Because params are only for that Node, you dont pollute the global shared with fields that might only matter to one operation.


3. Shared Store vs. Params

  • Shared Store:

    • Public, global.
    • Great for data results, large content, or anything multiple nodes need.
    • Must be carefully structured (like designing a mini schema).
  • Params:

    • Local, ephemeral config for a single node or flow execution.
    • Perfect for small values such as filenames or numeric IDs.
    • Does not persist across different nodes unless specifically copied into shared.

4. Best Practices

  1. Design a Clear shared Schema

    • Decide on keys upfront.
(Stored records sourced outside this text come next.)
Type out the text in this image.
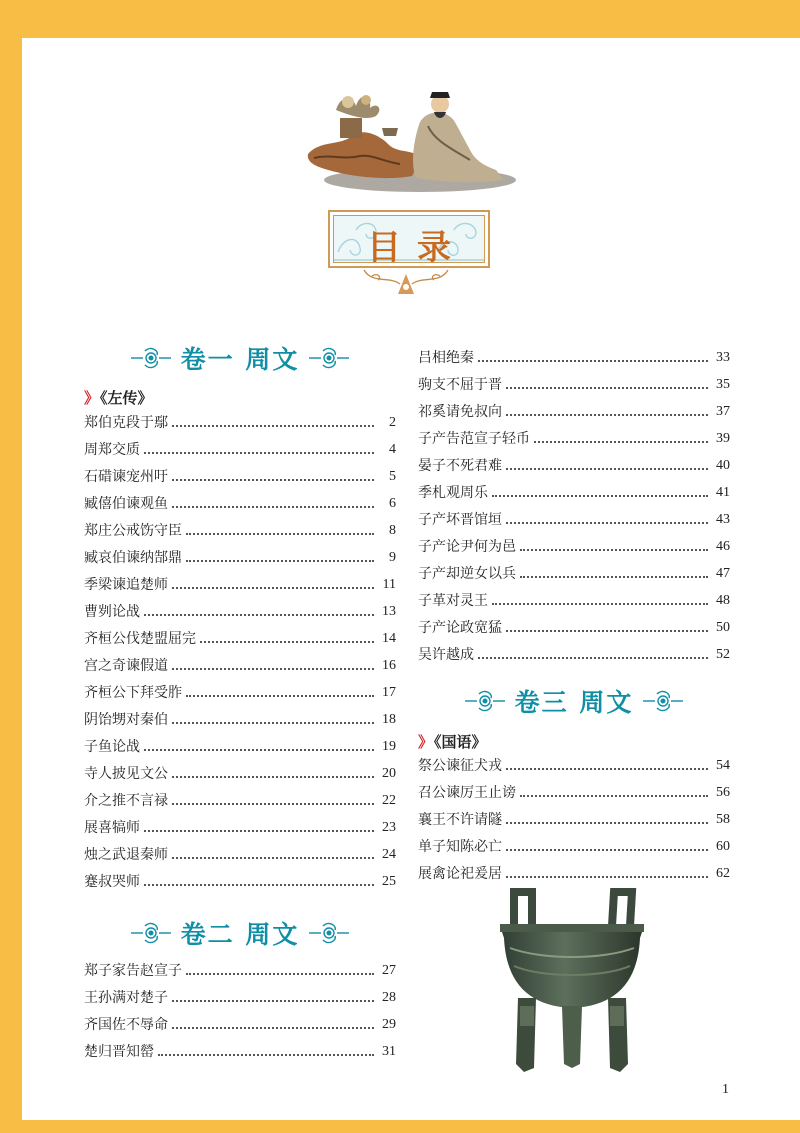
目录
卷一 周文
》《左传》
郑伯克段于鄢	2
周郑交质	4
石碏谏宠州吁	5
臧僖伯谏观鱼	6
郑庄公戒饬守臣	8
臧哀伯谏纳郜鼎	9
季梁谏追楚师	11
曹刿论战	13
齐桓公伐楚盟屈完	14
宫之奇谏假道	16
齐桓公下拜受胙	17
阴饴甥对秦伯	18
子鱼论战	19
寺人披见文公	20
介之推不言禄	22
展喜犒师	23
烛之武退秦师	24
蹇叔哭师	25
卷二 周文
郑子家告赵宣子	27
王孙满对楚子	28
齐国佐不辱命	29
楚归晋知罃	31
吕相绝秦	33
驹支不屈于晋	35
祁奚请免叔向	37
子产告范宣子轻币	39
晏子不死君难	40
季札观周乐	41
子产坏晋馆垣	43
子产论尹何为邑	46
子产却逆女以兵	47
子革对灵王	48
子产论政宽猛	50
吴许越成	52
卷三 周文
》《国语》
祭公谏征犬戎	54
召公谏厉王止谤	56
襄王不许请隧	58
单子知陈必亡	60
展禽论祀爰居	62
1
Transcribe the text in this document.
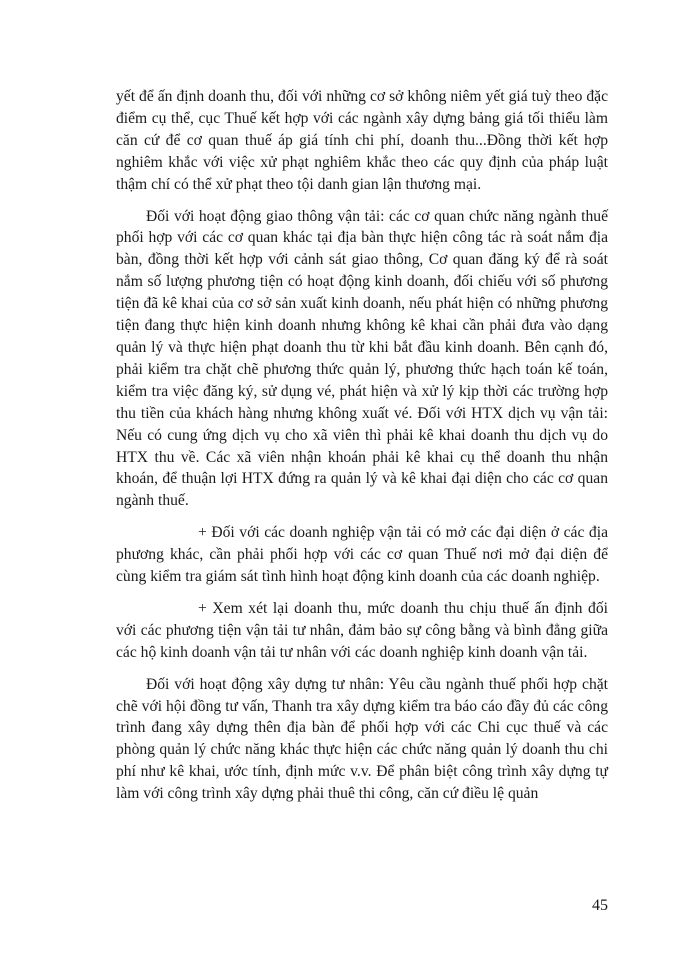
yết để ấn định doanh thu, đối với những cơ sở không niêm yết giá tuỳ theo đặc điểm cụ thể, cục Thuế kết hợp với các ngành xây dựng bảng giá tối thiểu làm căn cứ để cơ quan thuế áp giá tính chi phí, doanh thu...Đồng thời kết hợp nghiêm khắc với việc xử phạt nghiêm khắc theo các quy định của pháp luật thậm chí có thể xử phạt theo tội danh gian lận thương mại.

Đối với hoạt động giao thông vận tải: các cơ quan chức năng ngành thuế phối hợp với các cơ quan khác tại địa bàn thực hiện công tác rà soát nắm địa bàn, đồng thời kết hợp với cảnh sát giao thông, Cơ quan đăng ký để rà soát nắm số lượng phương tiện có hoạt động kinh doanh, đối chiếu với số phương tiện đã kê khai của cơ sở sản xuất kinh doanh, nếu phát hiện có những phương tiện đang thực hiện kinh doanh nhưng không kê khai cần phải đưa vào dạng quản lý và thực hiện phạt doanh thu từ khi bắt đầu kinh doanh. Bên cạnh đó, phải kiểm tra chặt chẽ phương thức quản lý, phương thức hạch toán kế toán, kiểm tra việc đăng ký, sử dụng vé, phát hiện và xử lý kịp thời các trường hợp thu tiền của khách hàng nhưng không xuất vé. Đối với HTX dịch vụ vận tải: Nếu có cung ứng dịch vụ cho xã viên thì phải kê khai doanh thu dịch vụ do HTX thu về. Các xã viên nhận khoán phải kê khai cụ thể doanh thu nhận khoán, để thuận lợi HTX đứng ra quản lý và kê khai đại diện cho các cơ quan ngành thuế.

+ Đối với các doanh nghiệp vận tải có mở các đại diện ở các địa phương khác, cần phải phối hợp với các cơ quan Thuế nơi mở đại diện để cùng kiểm tra giám sát tình hình hoạt động kinh doanh của các doanh nghiệp.

+ Xem xét lại doanh thu, mức doanh thu chịu thuế ấn định đối với các phương tiện vận tải tư nhân, đảm bảo sự công bằng và bình đẳng giữa các hộ kinh doanh vận tải tư nhân với các doanh nghiệp kinh doanh vận tải.

Đối với hoạt động xây dựng tư nhân: Yêu cầu ngành thuế phối hợp chặt chẽ với hội đồng tư vấn, Thanh tra xây dựng kiểm tra báo cáo đầy đủ các công trình đang xây dựng thên địa bàn để phối hợp với các Chi cục thuế và các phòng quản lý chức năng khác thực hiện các chức năng quản lý doanh thu chi phí như kê khai, ước tính, định mức v.v. Để phân biệt công trình xây dựng tự làm với công trình xây dựng phải thuê thi công, căn cứ điều lệ quản

45
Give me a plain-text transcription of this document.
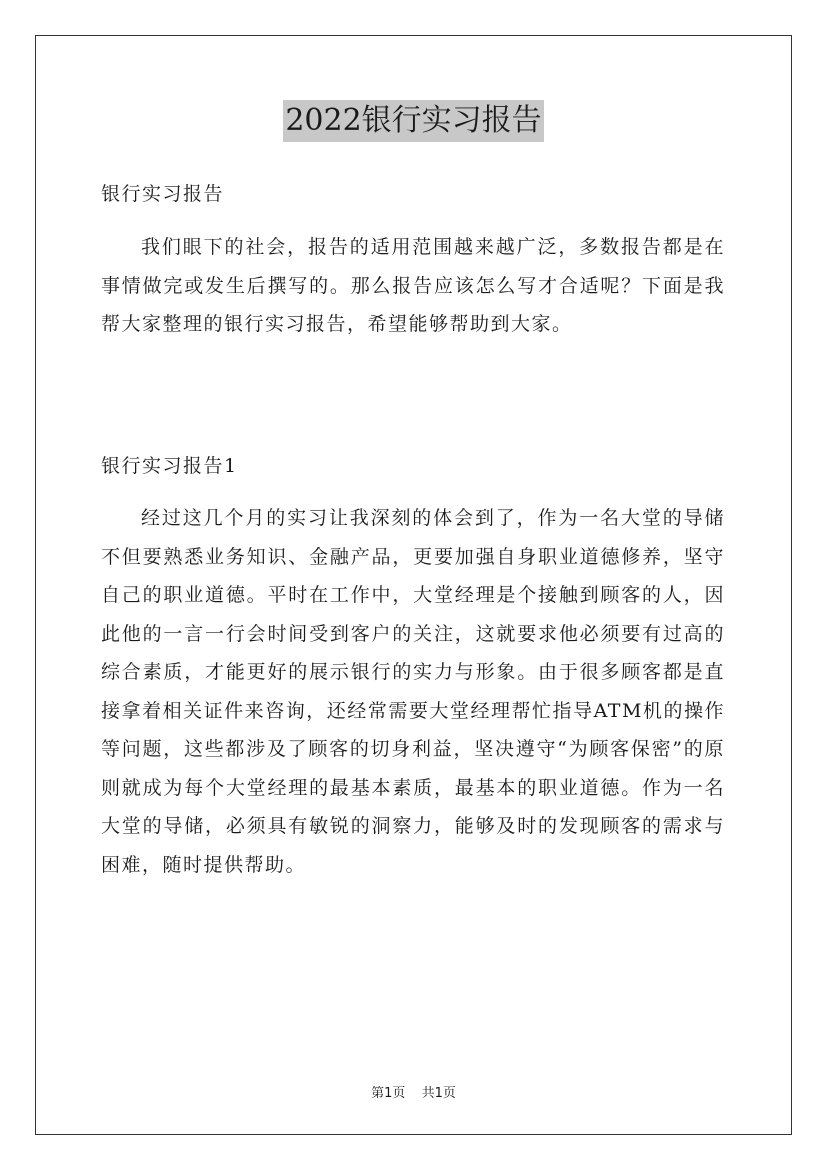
2022银行实习报告
银行实习报告
我们眼下的社会，报告的适用范围越来越广泛，多数报告都是在事情做完或发生后撰写的。那么报告应该怎么写才合适呢？下面是我帮大家整理的银行实习报告，希望能够帮助到大家。
银行实习报告1
经过这几个月的实习让我深刻的体会到了，作为一名大堂的导储不但要熟悉业务知识、金融产品，更要加强自身职业道德修养，坚守自己的职业道德。平时在工作中，大堂经理是个接触到顾客的人，因此他的一言一行会时间受到客户的关注，这就要求他必须要有过高的综合素质，才能更好的展示银行的实力与形象。由于很多顾客都是直接拿着相关证件来咨询，还经常需要大堂经理帮忙指导ATM机的操作等问题，这些都涉及了顾客的切身利益，坚决遵守“为顾客保密”的原则就成为每个大堂经理的最基本素质，最基本的职业道德。作为一名大堂的导储，必须具有敏锐的洞察力，能够及时的发现顾客的需求与困难，随时提供帮助。
第1页 共1页
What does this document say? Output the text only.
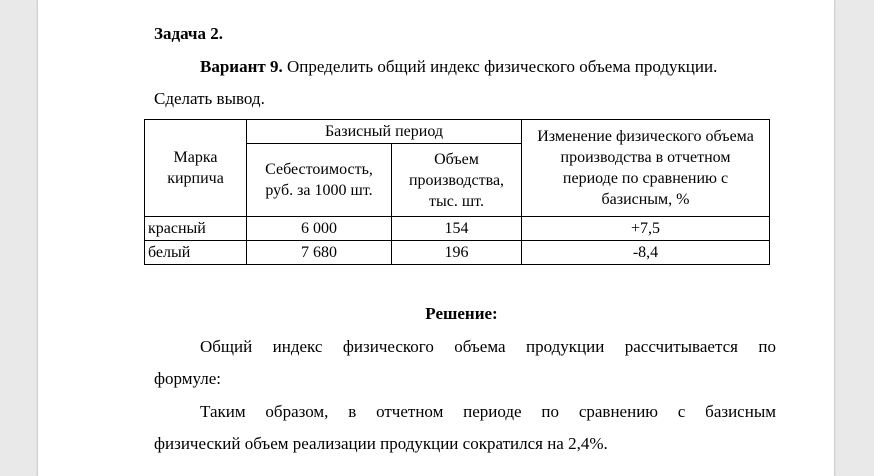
Задача 2.
Вариант 9. Определить общий индекс физического объема продукции.
Сделать вывод.
Марка кирпича	Базисный период		Изменение физического объема производства в отчетном периоде по сравнению с базисным, %
	Себестоимость, руб. за 1000 шт.	Объем производства, тыс. шт.	
красный	6 000	154	+7,5
белый	7 680	196	-8,4
Решение:
Общий индекс физического объема продукции рассчитывается по
формуле:
Таким образом, в отчетном периоде по сравнению с базисным
физический объем реализации продукции сократился на 2,4%.
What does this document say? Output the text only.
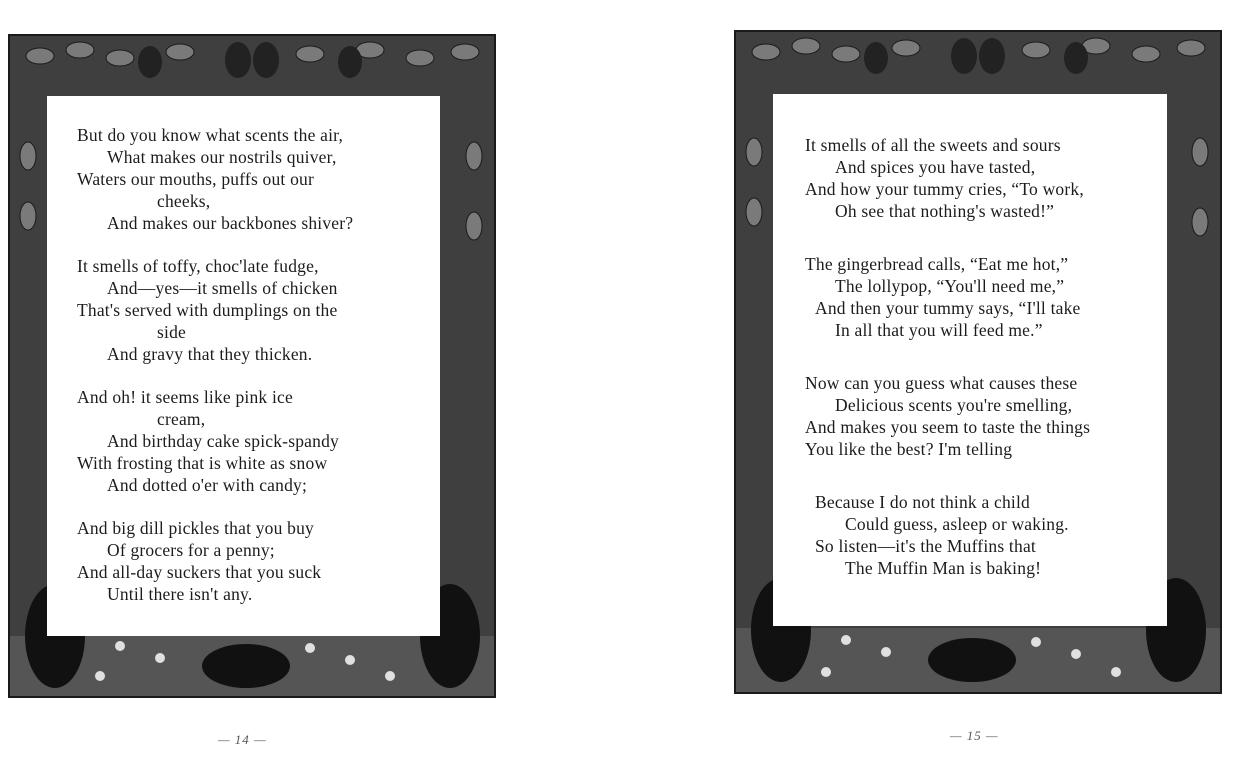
But do you know what scents the air,
What makes our nostrils quiver,
Waters our mouths, puffs out our
cheeks,
And makes our backbones shiver?
It smells of toffy, choc'late fudge,
And—yes—it smells of chicken
That's served with dumplings on the
side
And gravy that they thicken.
And oh! it seems like pink ice
cream,
And birthday cake spick-spandy
With frosting that is white as snow
And dotted o'er with candy;
And big dill pickles that you buy
Of grocers for a penny;
And all-day suckers that you suck
Until there isn't any.
— 14 —
It smells of all the sweets and sours
And spices you have tasted,
And how your tummy cries, “To work,
Oh see that nothing's wasted!”
The gingerbread calls, “Eat me hot,”
The lollypop, “You'll need me,”
And then your tummy says, “I'll take
In all that you will feed me.”
Now can you guess what causes these
Delicious scents you're smelling,
And makes you seem to taste the things
You like the best? I'm telling
Because I do not think a child
Could guess, asleep or waking.
So listen—it's the Muffins that
The Muffin Man is baking!
— 15 —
Example: shared["data"] for raw data, shared["summary"] for results, etc.
  2. Use Params for Identifiers / Config

    • If you need to pass a single ID or filename to a Node, params are usually best.
  3. Dont Overuse the Shared Store

    • Keep it tidy. If a piece of data only matters to one Node, consider using params or discarding it after usage.
  4. Ensure shared Is Accessible

    • If you switch from an in-memory dict to a database or file-based approach, the Node code can remain the same as long as your shared interface is consistent.

Putting It All Together

# Suppose you have a flow:
load_data >> summarize_file
my_flow = Flow(start=load_data)

# Example usage:
load_data.set_params({"path": "path/to/data/folder"})  # local param for load_data
summarize_file.set_params({"filename": "my_text.txt"})  # local param for summarize_file

# shared store
shared = {
    "data": {},
    "summary": {}
}

my_flow.run(shared)
# After run, shared["summary"]["my_text.txt"] might have the LLM summary
  • load_data uses its param ("path") to load some data into shared["data"].
  • summarize_file uses its param ("filename") to pick which file from shared["data"] to summarize.
  • They share results via shared["summary"].

Thats the Mini LLM Flow approach to communication:

  • A single shared store to handle large data or results for multiple Nodes.
  • Per-node params for minimal configuration and identification.

Use these patterns to build powerful, modular LLM pipelines with minimal overhead.